Madison’s 20 is Plenty program is an initiative that targets local, neighborhood roads, enforcing road safety for cyclists, drivers and pedestrians. Today, the first phase of the program was implemented in two Madison neighborhoods
The program, first introduced this past spring, is part of the City of Madison’s larger Vision Zero initiative, which is intended to eliminate traffic-related deaths by 2030.
In the Tenney-Lapham and Theresa-Hammersley neighborhoods, new speed limit signs were installed today. The signs have orange flags at the top to draw drivers’ attention to the altered speed limits.
The city’s Traffic Engineering Operations team spent the day swapping existing 25 mph signs for 20 mph signs in those two neighborhoods.
Jeremy Nash is an engineer with the City of Madison Traffic Engineering department. He says that the city considered a variety of criteria for phase one of the 20 is Plenty program, including crash data and street characteristics, to name a few. Some specific aspects they looked at are whether a neighborhood had sidewalks or designated bike paths.
The launch of the 20 is Plenty initiative was originally supposed to take place in June. However, Nash says the city wanted to be sure that they had enough time to plan before the program’s initial launch.
“So, we kinda wanted to make sure we had all the details covered ahead of time. We didn’t want to kind of rush it and push it through before it was ready; (a) before the sign is manufactured and the location is picked out, and how to, you know, add that to our mapping software afterward and everything, but (b) also kind of public outreach and making sure we had enough time to connect with people and kind of get the word out that this is something that’s happening,” says Nash.
Nash says that he’s had mixed feedback from residents on the program.

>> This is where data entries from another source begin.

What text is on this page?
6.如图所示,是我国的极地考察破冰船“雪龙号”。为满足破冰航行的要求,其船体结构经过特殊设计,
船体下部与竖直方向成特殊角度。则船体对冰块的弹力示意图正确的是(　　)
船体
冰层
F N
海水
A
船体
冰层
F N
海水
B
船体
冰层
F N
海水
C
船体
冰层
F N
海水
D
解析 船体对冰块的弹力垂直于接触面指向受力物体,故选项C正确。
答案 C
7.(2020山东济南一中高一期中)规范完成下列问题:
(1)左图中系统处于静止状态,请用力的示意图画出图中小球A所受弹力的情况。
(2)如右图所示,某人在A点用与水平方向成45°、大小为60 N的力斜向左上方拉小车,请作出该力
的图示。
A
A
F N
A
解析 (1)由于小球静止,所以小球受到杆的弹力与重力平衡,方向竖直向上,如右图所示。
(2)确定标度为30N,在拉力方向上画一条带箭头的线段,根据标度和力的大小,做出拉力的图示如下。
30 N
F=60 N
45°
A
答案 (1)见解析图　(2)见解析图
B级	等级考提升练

He says that people seem to have a positive response to the program once they understand that it’s a safety-driven initiative.

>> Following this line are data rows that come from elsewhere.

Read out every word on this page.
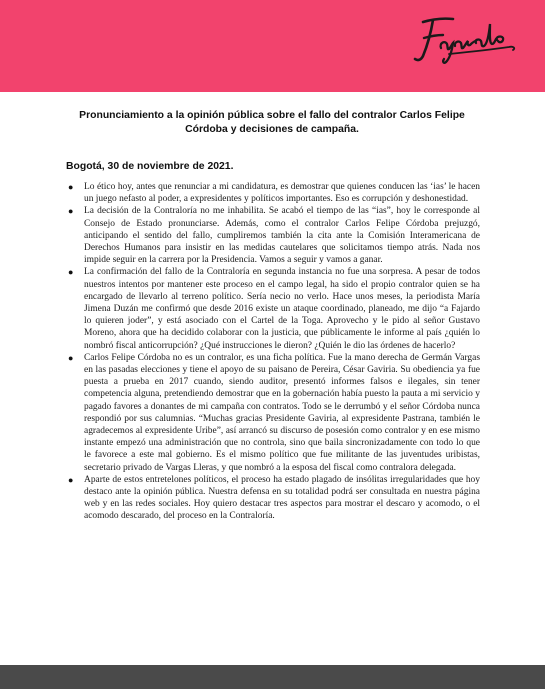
Pronunciamiento a la opinión pública sobre el fallo del contralor Carlos Felipe Córdoba y decisiones de campaña.

Bogotá, 30 de noviembre de 2021.

● Lo ético hoy, antes que renunciar a mi candidatura, es demostrar que quienes conducen las ‘ias’ le hacen un juego nefasto al poder, a expresidentes y políticos importantes. Eso es corrupción y deshonestidad.
● La decisión de la Contraloría no me inhabilita. Se acabó el tiempo de las “ias”, hoy le corresponde al Consejo de Estado pronunciarse. Además, como el contralor Carlos Felipe Córdoba prejuzgó, anticipando el sentido del fallo, cumpliremos también la cita ante la Comisión Interamericana de Derechos Humanos para insistir en las medidas cautelares que solicitamos tiempo atrás. Nada nos impide seguir en la carrera por la Presidencia. Vamos a seguir y vamos a ganar.
● La confirmación del fallo de la Contraloría en segunda instancia no fue una sorpresa. A pesar de todos nuestros intentos por mantener este proceso en el campo legal, ha sido el propio contralor quien se ha encargado de llevarlo al terreno político. Sería necio no verlo. Hace unos meses, la periodista María Jimena Duzán me confirmó que desde 2016 existe un ataque coordinado, planeado, me dijo “a Fajardo lo quieren joder”, y está asociado con el Cartel de la Toga. Aprovecho y le pido al señor Gustavo Moreno, ahora que ha decidido colaborar con la justicia, que públicamente le informe al país ¿quién lo nombró fiscal anticorrupción? ¿Qué instrucciones le dieron? ¿Quién le dio las órdenes de hacerlo?
● Carlos Felipe Córdoba no es un contralor, es una ficha política. Fue la mano derecha de Germán Vargas en las pasadas elecciones y tiene el apoyo de su paisano de Pereira, César Gaviria. Su obediencia ya fue puesta a prueba en 2017 cuando, siendo auditor, presentó informes falsos e ilegales, sin tener competencia alguna, pretendiendo demostrar que en la gobernación había puesto la pauta a mi servicio y pagado favores a donantes de mi campaña con contratos. Todo se le derrumbó y el señor Córdoba nunca respondió por sus calumnias. “Muchas gracias Presidente Gaviria, al expresidente Pastrana, también le agradecemos al expresidente Uribe”, así arrancó su discurso de posesión como contralor y en ese mismo instante empezó una administración que no controla, sino que baila sincronizadamente con todo lo que le favorece a este mal gobierno. Es el mismo político que fue militante de las juventudes uribistas, secretario privado de Vargas Lleras, y que nombró a la esposa del fiscal como contralora delegada.
● Aparte de estos entretelones políticos, el proceso ha estado plagado de insólitas irregularidades que hoy destaco ante la opinión pública. Nuestra defensa en su totalidad podrá ser consultada en nuestra página web y en las redes sociales. Hoy quiero destacar tres aspectos para mostrar el descaro y acomodo, o el acomodo descarado, del proceso en la Contraloría.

Patrick Heck is an alder for District 2, which includes the Tenney-Lapham neighborhood.
He says that the feedback he’s received from residents has been primarily positive, but he has heard from people who are skeptical that the initiative will actually address unsafe road conditions, especially since there have been fatal accidents on East Washington Avenue even after speed limits were lowered there in 2020.
But, Heck says that he’s “extremely excited” about the 20 is Plenty program.
“The implementation of 20 is Plenty in other cities has been very positive and the fact that some people may not drive 20–they might still drive 25 or even higher, which is unfortunate–but on average data shows that speed does go down and as speed goes down, serious injuries and deaths also go down, and that’s nothing but a positive,” says Heck.
In the near future, the city hopes to implement lower speed limits across Madison.
But, for now, The City of Madison Traffic Engineering department will be evaluating the results of phase one until 2022. From there, they’ll decide how to move forward with phase two. Nash says that measuring the success of phase one will include continued speed analyses and seeing how people adjust to the lowered speed limit.
The City of Madison Traffic Engineering plans to send out a survey later in the year to gather feedback from residents in the neighborhoods where phase one has been implemented.
Reporting for WORT News, I’m Hailey Griffin.